December 05, 2009
Unemployment Rate Fell to 10.0 Percent in November
Filed under: News
Vision Payroll

The unemployment rate edged down to 10.0% in November, and nonfarm payroll employment was essentially unchanged (-11,000), the US Bureau of Labor Statistics reported recently. In the prior 3 months, payroll job losses had averaged 135,000 a month. In November, employment fell in construction, manufacturing, and information, while temporary help services and health care added jobs.

In November, both the number of unemployed persons, at 15.4 million, and the unemployment rate, at 10.0%, edged down. At the start of the recession in December 2007, the number of unemployed persons was 7.5 million, and the jobless rate was 4.9%.

Among the major worker groups, unemployment rates for adult men (10.5%), adult women (7.9%), teenagers (26.7%), whites (9.3%), blacks (15.6%), and Hispanics (12.7%) showed little change in November. The unemployment rate for Asians was 7.3%, not seasonally adjusted.

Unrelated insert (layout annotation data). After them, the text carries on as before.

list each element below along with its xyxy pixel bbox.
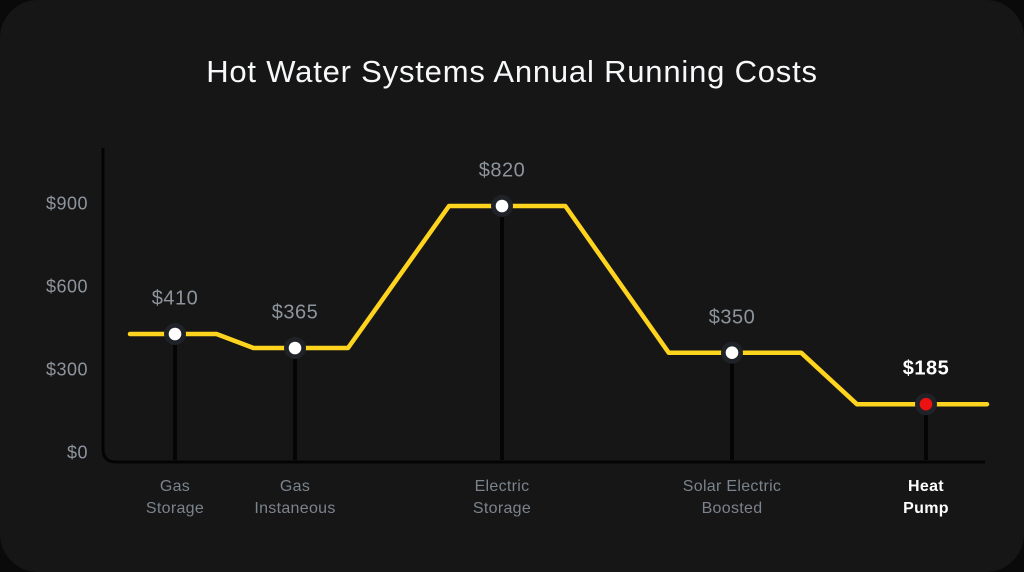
- category-label: Electric Storage: [472, 478, 532, 517]
- y-tick-label: $600: [45, 276, 88, 297]
- data-point-marker: [725, 346, 739, 360]
- cost-line: [127, 203, 990, 407]
- value-label: $365: [271, 301, 319, 324]
- category-label: Gas Storage: [145, 478, 205, 517]
- value-label-highlighted: $185: [902, 357, 950, 380]
- data-point-marker-highlighted: [919, 397, 933, 411]
- chart-title: Hot Water Systems Annual Running Costs: [206, 54, 818, 89]
- data-point-marker: [288, 341, 302, 355]
- category-label: Solar Electric Boosted: [682, 478, 782, 517]
- category-label-highlighted: Heat Pump: [903, 478, 949, 517]
- y-tick-label: $900: [45, 193, 88, 214]
- data-point-marker: [168, 327, 182, 341]
- value-label: $350: [708, 306, 756, 329]
- value-label: $820: [478, 159, 526, 182]
- data-point-marker: [495, 199, 509, 213]
- value-label: $410: [151, 287, 199, 310]
- category-label: Gas Instaneous: [254, 478, 336, 517]
- y-tick-label: $300: [45, 359, 88, 380]
- y-tick-label: $0: [66, 442, 88, 463]
- axis-lines: [101, 148, 985, 464]
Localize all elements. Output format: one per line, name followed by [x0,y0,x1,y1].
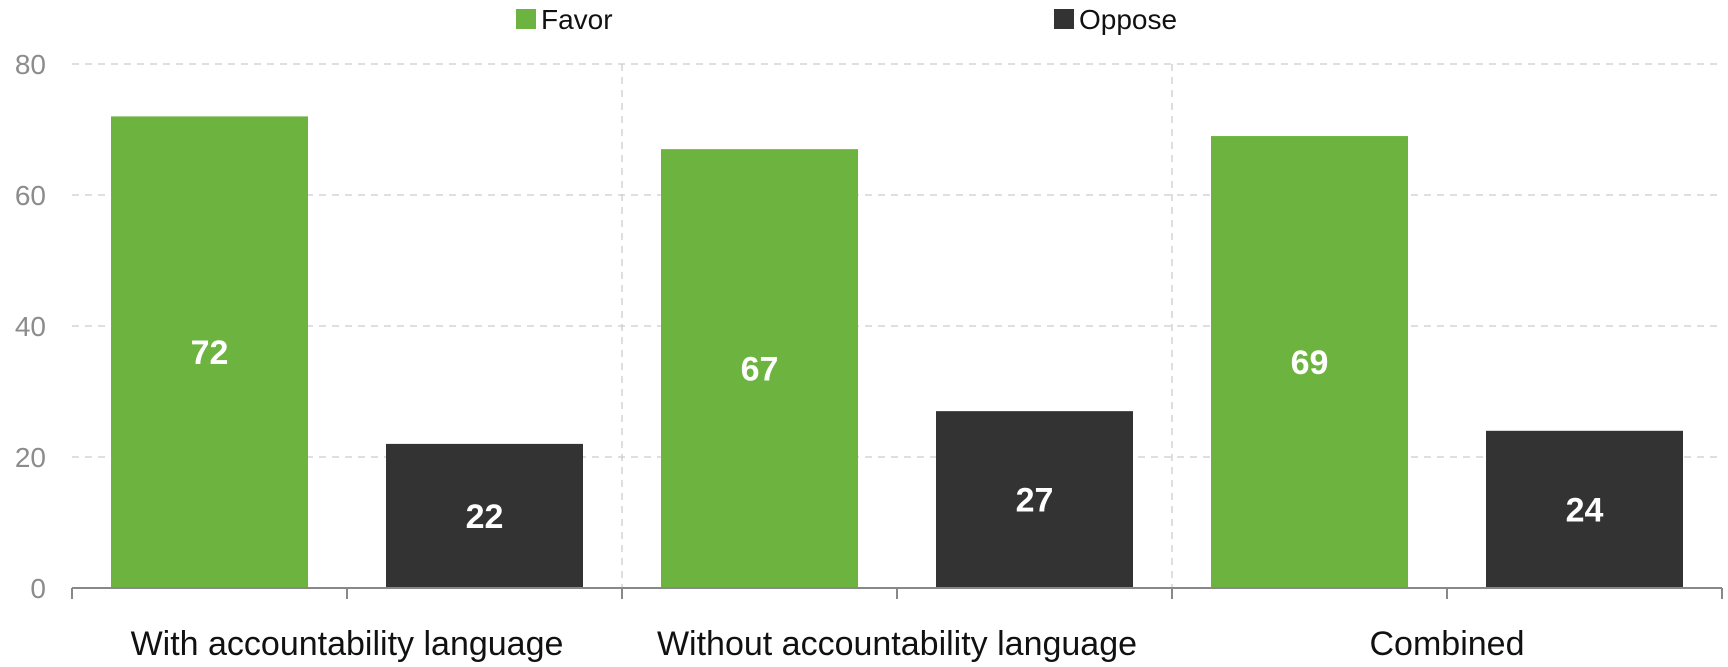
bar-favor-1 [661,149,858,588]
gridlines [72,63,1722,588]
data-label-oppose-1: 27 [1016,482,1054,520]
legend-label-favor: Favor [541,4,613,35]
data-label-oppose-2: 24 [1566,491,1604,529]
legend-swatch-oppose [1054,9,1074,29]
data-label-favor-1: 67 [741,351,779,389]
data-label-favor-0: 72 [191,334,229,372]
bar-oppose-1 [936,411,1133,588]
category-labels: With accountability language Without acco… [131,625,1525,663]
y-axis-ticks: 0 20 40 60 80 [15,49,46,604]
x-axis [71,587,1723,599]
legend-label-oppose: Oppose [1079,4,1177,35]
bars: 72 22 67 27 69 24 [111,116,1683,589]
y-tick-label-60: 60 [15,180,46,211]
y-tick-label-0: 0 [30,573,46,604]
y-tick-label-20: 20 [15,442,46,473]
data-label-oppose-0: 22 [466,498,504,536]
legend-swatch-favor [516,9,536,29]
y-tick-label-40: 40 [15,311,46,342]
category-label-1: Without accountability language [657,625,1137,663]
bar-favor-2 [1211,136,1408,589]
bar-oppose-2 [1486,430,1683,588]
y-tick-label-80: 80 [15,49,46,80]
legend: Favor Oppose [516,4,1177,35]
bar-oppose-0 [386,443,583,588]
category-label-2: Combined [1370,625,1525,663]
bar-favor-0 [111,116,308,589]
category-label-0: With accountability language [131,625,564,663]
data-label-favor-2: 69 [1291,344,1329,382]
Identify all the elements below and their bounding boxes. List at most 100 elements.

Among the unemployed, the number of job losers and persons who completed temporary jobs fell by 463,000 in November. The number of long-term unemployed (those jobless for 27 weeks and over) rose by 293,000 to 5.9 million. The percentage of unemployed persons jobless for 27 weeks or more increased by 2.7 percentage points to 38.3%.

The civilian labor force participation rate was little changed in November at 65.0%. The employment-population ratio was unchanged at 58.5%.

The number of people working part time for economic reasons (sometimes referred to as involuntary part-time workers) was little changed in November at 9.2 million. These individuals were working part time because their hours had been cut back or because they were unable to find a full-time job.

About 2.3 million persons were marginally attached to the labor force in November, an increase of 376,000 from a year earlier. (The data are not seasonally adjusted.) These individuals were not in the labor force, wanted and were available for work, and had looked for a job sometime in the prior 12 months. They were not counted as unemployed because they had not searched for work in the 4 weeks preceding the survey.

Among the marginally attached, there were 861,000 discouraged workers in November, up from 608,000 a year earlier. (The data are not seasonally adjusted.) Discouraged workers are persons not currently looking for work because they believe no jobs are available for them. The remaining 1.5 million persons marginally attached to the labor force had not searched for work in the 4 weeks preceding the survey for reasons such as school attendance or family responsibilities.